Hakan GÜRLESEL : Üçüncü annesi Gazi Koşusu kazanmış Levano. Öncelikle iyi bir soydan geliyor. Dişi Tay Deneme Üçüncüsü. O koşuda son 800 de en gerideydi. Yaptığı sprintle üçüncü oldu. Bu koşuyu da kazanırken son 800’de en gerideydi. Taktikleri belli, kısrak bu taktiği ezberlemiş. Kesinlikle yumuşak pist çok lehine oldu. 3 boy kadar da tereddütlü bir çıkış yapmıştı. Zorlanmadı.
Fly By Me : Aynı akşam bir sonraki koşu olan G 2 Uluslararası France Galop Anadolu Koşusu’nda da büyük bir sürpriz oldu ve değişen jokeyi Ali Yıldız idaresinde Captain Fantastic kupaya uzandı. Attalos’u önüne alıp düzlük dönüldüğünde hamleyi yaparak liderliği alan ve liderliği ele geçirdikten sonra hiçbir yerde durmayan 6 yaşındaki isim sentetikte 32 yarış , 14 birincilik ve 30 tabela içinde bitirme başarısı. Gerçekten muazzam bir istatistiği var. Bu sonuç senin için sürpriz oldu mu? Geriden gelen atlar beklenildiği gibi arttıramadı mı yoksa kazanan mı ekstra koştu bu ayrımı nasıl yapmalıyız?
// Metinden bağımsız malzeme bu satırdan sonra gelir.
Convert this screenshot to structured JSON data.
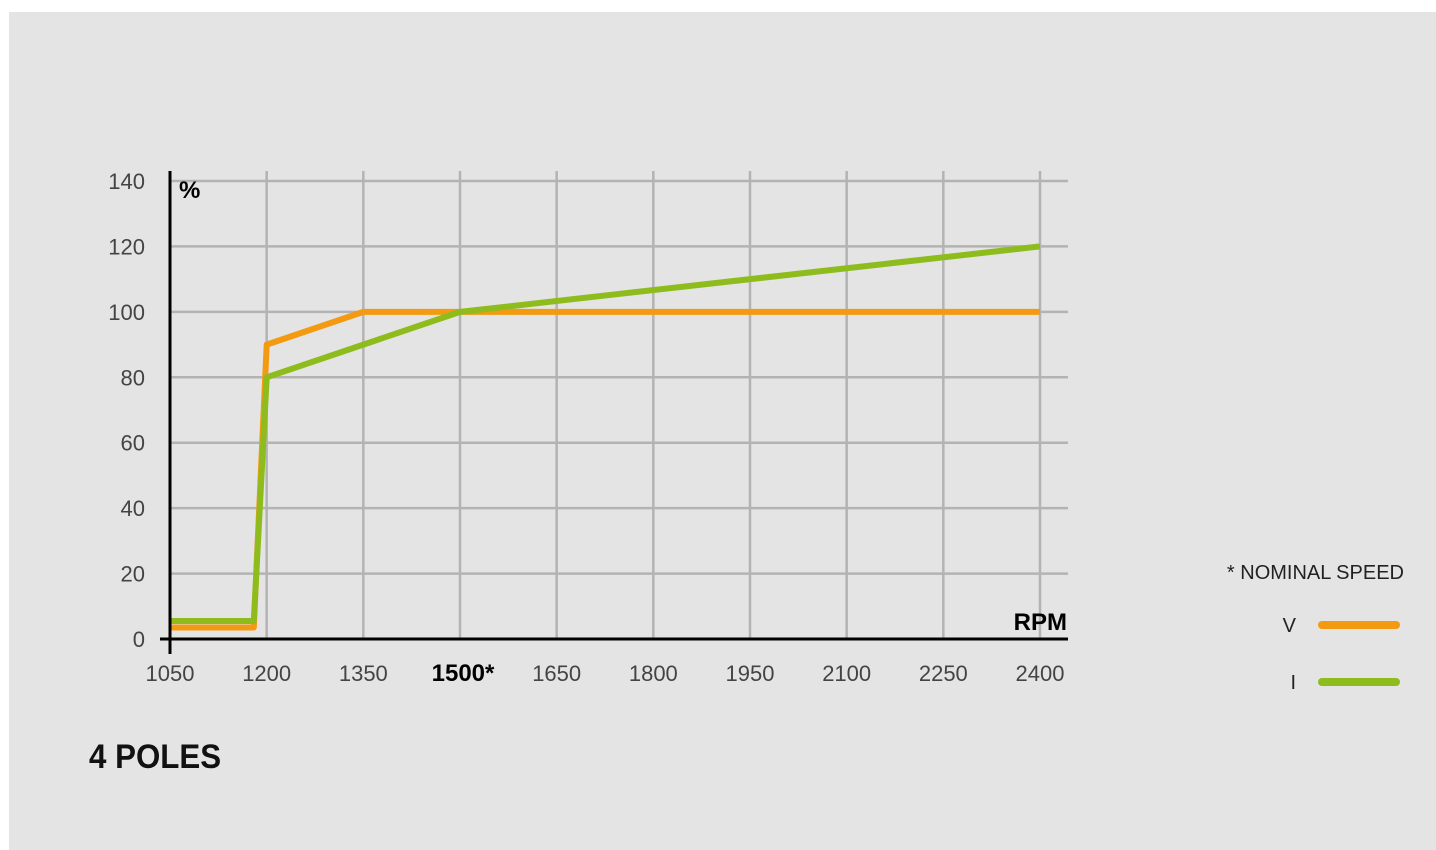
{
  "caption": "4 POLES",
  "note": "* NOMINAL SPEED",
  "colors": {
    "background": "#e3e4e3",
    "grid": "#b3b3b3",
    "axis": "#000000",
    "V": "#f39a12",
    "I": "#8dbc1c"
  },
  "chart_data": {
    "type": "line",
    "title": "",
    "xlabel": "RPM",
    "ylabel": "%",
    "xlim": [
      1050,
      2400
    ],
    "ylim": [
      0,
      140
    ],
    "x_ticks": [
      1050,
      1200,
      1350,
      1500,
      1650,
      1800,
      1950,
      2100,
      2250,
      2400
    ],
    "x_tick_labels": [
      "1050",
      "1200",
      "1350",
      "1500*",
      "1650",
      "1800",
      "1950",
      "2100",
      "2250",
      "2400"
    ],
    "highlighted_tick_label": "1500*",
    "y_ticks": [
      0,
      20,
      40,
      60,
      80,
      100,
      120,
      140
    ],
    "y_tick_labels": [
      "0",
      "20",
      "40",
      "60",
      "80",
      "100",
      "120",
      "140"
    ],
    "grid": true,
    "legend_position": "right",
    "series": [
      {
        "name": "V",
        "color": "#f39a12",
        "x": [
          1050,
          1180,
          1200,
          1350,
          1500,
          2400
        ],
        "y": [
          3.5,
          3.5,
          90,
          100,
          100,
          100
        ]
      },
      {
        "name": "I",
        "color": "#8dbc1c",
        "x": [
          1050,
          1180,
          1200,
          1500,
          2400
        ],
        "y": [
          5.5,
          5.5,
          80,
          100,
          120
        ]
      }
    ]
  }
}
Hakan Gürlesel : Sonuç çok sürpriz olmadı. Evet 19 Mayıs Koşusunda bu rakiplerinin yanında bir varlık gösterememişti. Koşu stili çok belli. Önde ya da ikinci gidiyor. Düzlükte de mücadeleyi sonuna kadar sürdürürse kazanabiliyor. Bugün öndeki Attalos’u geçmek kazanmasına yetti. Gerideki atların kazanması için bugün maalesef öndeki atların yavaşlaması gerekiyordu. Gerideki atlar yeterince arttıramadı kabul ancak kazanan da en iyi koşusunu yaptı. . Eküri nokta atışı hazırlıklar yapıyor. Bu koşu da onlardan biri oldu. Ayırım yapmasak daha iyi bir değerlendirme yapmış oluruz.
Fly By Me : Sentetik pist aşığı bir başka isim de O Bir Çelik. Uluslararası IFAHR Koşusu’nda lider başladığı koşuyu sonlarda Kral Sultan’ın güçlü ataklarına rağmen lider tamamlamayı bildi. Bu pistte 16. sınavında 12. birinciliğini elde eden güçlü isim için neler söylemek istersin ?
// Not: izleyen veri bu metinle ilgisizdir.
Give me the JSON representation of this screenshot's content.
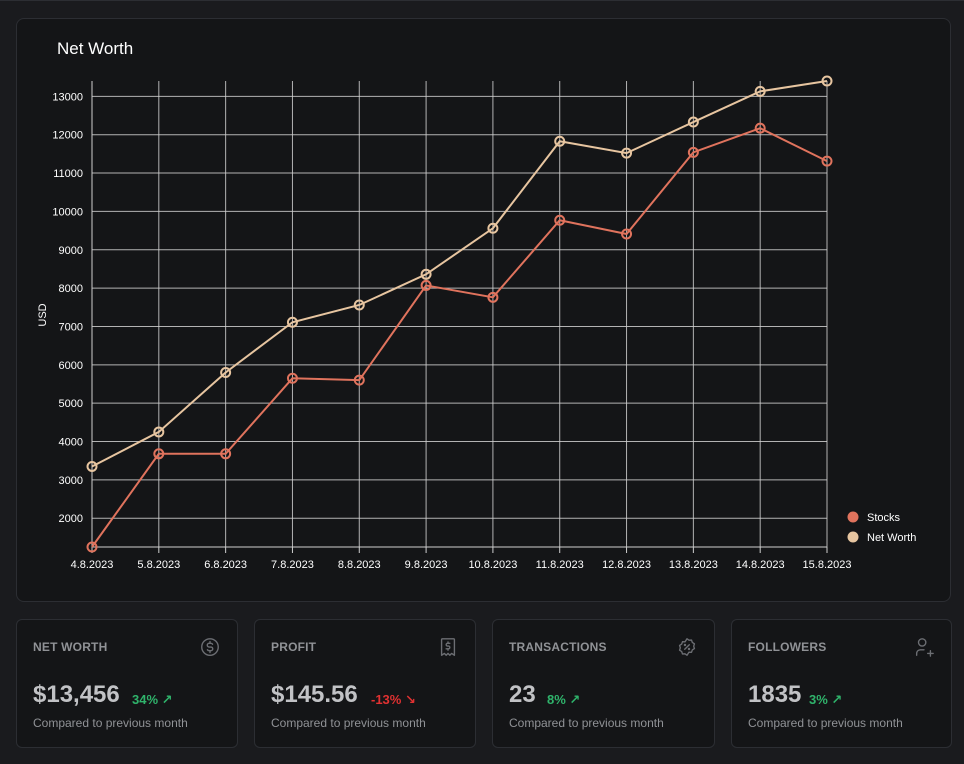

Hakan GÜRLESEL : O Bir Çelik; Kaizbert’in son erkek yavrularından. 2100 metreyi 60 kg ile kazanmayı bildi. Rakip 3 yaşında olduğundan 53,5 kg ile koştu. O da kilo avantajını en iyi şekilde değerlendirip iyi rakipleri geçti. Önü açık bir tay. 3×3 Özgün inbreedingi var. Bence 1200-1600 arası mesafelerde çok daha etkili olacak derim. Kazanan O Bir Çelik; Kaizbert yavrusu, gününde olduğu zaman temposunu bozan çok ekstrem bir at çıkmadığı müddetçe onu geçmek bir hayli zor olacaktır.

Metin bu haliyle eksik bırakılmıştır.